Читать «Фантазии Невского проспекта (сборник)» онлайн - страница 17

Михаил Иосифович Веллер

Запив шампанским соду и анальгин, давя икоту и отрыжку, заползли в праздничный поезд, два вагончика при мотовозе, украшенных транспарантами и сосновыми лапами: тронулись. (Машинисту наказано было везти плавно!)…

Церемонию качественно отсняли на разъезде у пятого километра. Там уже ждал рабочий поезд, также украшенный.

Вид первый: приближающийся поезд, счастливые рабочие машут с подножек, с площадки локомотива. Вид второй: ответственные товарищи с достойной радостью выходят из вагона. Вид третий — братание: объятия и поздравления.

Вид четвертый: как бы летучий митинг. Вид пятый: перерезание ленточки, запасливо прихваченной с собой. И вид последний: удаляющийся поезд.

— Стоп! Отлично! Всем спасибо. А теперь, товарищи — кто-нибудь не мог бы спилить дерево, побольше такое, чтоб оно упало?

Сняли падающее дерево.

— И хорошо бы укладку последнего звена, смычку.
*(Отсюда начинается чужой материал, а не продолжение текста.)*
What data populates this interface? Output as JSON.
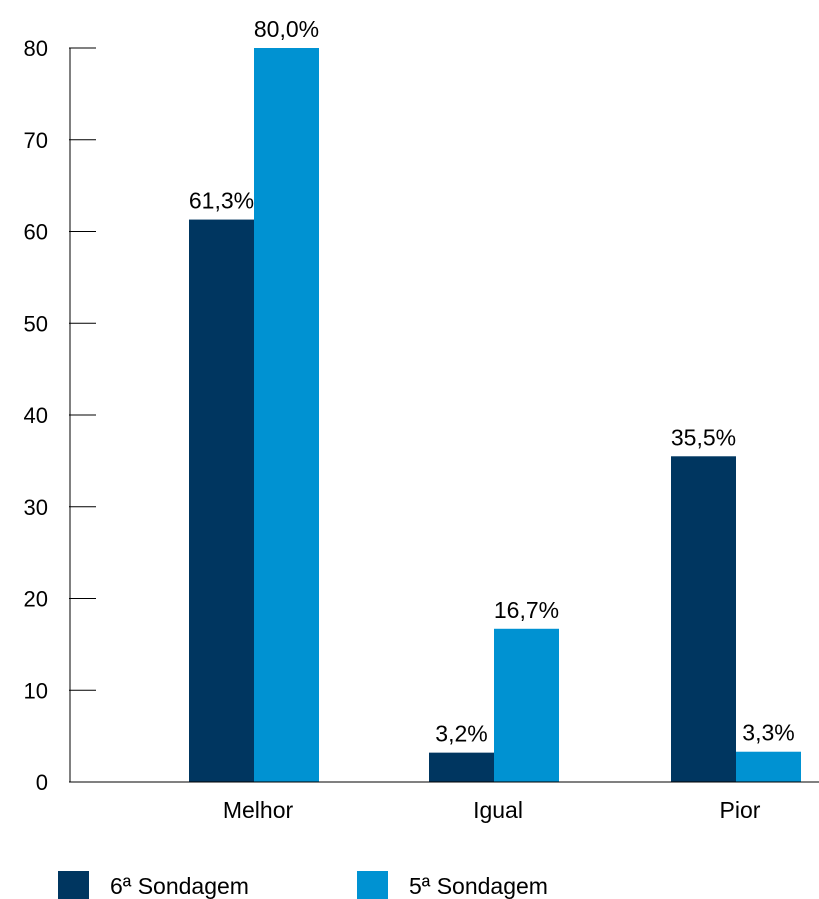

В минуту разболтали, расшили пару рельсов, оттащили, подтащили…

— Что, руками? А крана нет?..

— Какой же кран, это узкоколейка, сто тридцать килограммов весь рельс… — посмеялись.

Из справедливости надо заметить, что съемка абсолютно ничем не отличалась бы от той, которая изображала бы всамделишное явление поезда из Белоборска. Да и от тысяч других нормальных хроник.

На аэродроме винты взмели снег — «Барин сел в карету и уехал в Питер».

Такое дело хорошенько обмыли, допили-доели угощение, погуляли — чтоб было что вспомнить; разобрали дорожку на коврики, вселили больных на место; обсудили, успокоились, зажили.

Надо было жить и работать дальше.

Перевыполняли план, брали обязательства, закрывали наряды, составляли сводки, подписывали отчеты, получали премии.

Дорога исподволь стала предметом гордости. Таких больше нигде не было. Втянулись; полюбили.

В перспективе прикидывали мысль класть ее в две колеи: прогресс.

Начальство следило за успехами, координировало действия, подстегивало, поощряло.

Установившееся неодолимое внутреннее влечение тянуло Литвиненко еще и еще раз взглянуть на трассу, пожать родственные руки работягам, втянуть мерзлый железный запах ломов и рельс. Выезжал с волнением, с томительной отрадой отзывалось тело подрагиванию колес на стыках, до боли вглядывались глаза в знакомый наизусть, до мельчайшей приметы, единственный и родной пейзаж. В чертову дикую даль летела дорога, прямая, как выстрел, натянутая, как нерв, стремительная и бесконечная, как звездный луч, стальным штыковым блеском прорезая заснеженную тайгу, замерзшие болота, застланные пади, над которыми кривым огнистым ятаганом стояла комета и переливалось апокалиптическими сполохами великое северное сияние.

Впрочем, днем было светло.

Правила всемогущества

«Что бы я сделал, если бы все мог».

— А вы?

Мефистофель с хрустом ввернул точку:

— А я могу больше: одарить этим вас. — Он отер мел и обернулся к ученикам: — Соблазняет? Прошу дерзать!..

Тема была дана.

Здесь надо пояснить, что Мефистофеля вообще звали Петром Мефодиевичем. Или Петра Мефодиевича звали Мефистофелем? как правильно? Велик и могуч русский язык; не всегда и сообразишь, что в нем к чему. Валерьянка вот не всегда соображал, и скорбные последствия… простите, не Валерьянка, а Вагнер Валериан. «Школьные годы чудесные» для слабых и тихих ох не безбедны, а еще дразнить — за какие ж грехи невинному человеку десять лет такой каторги.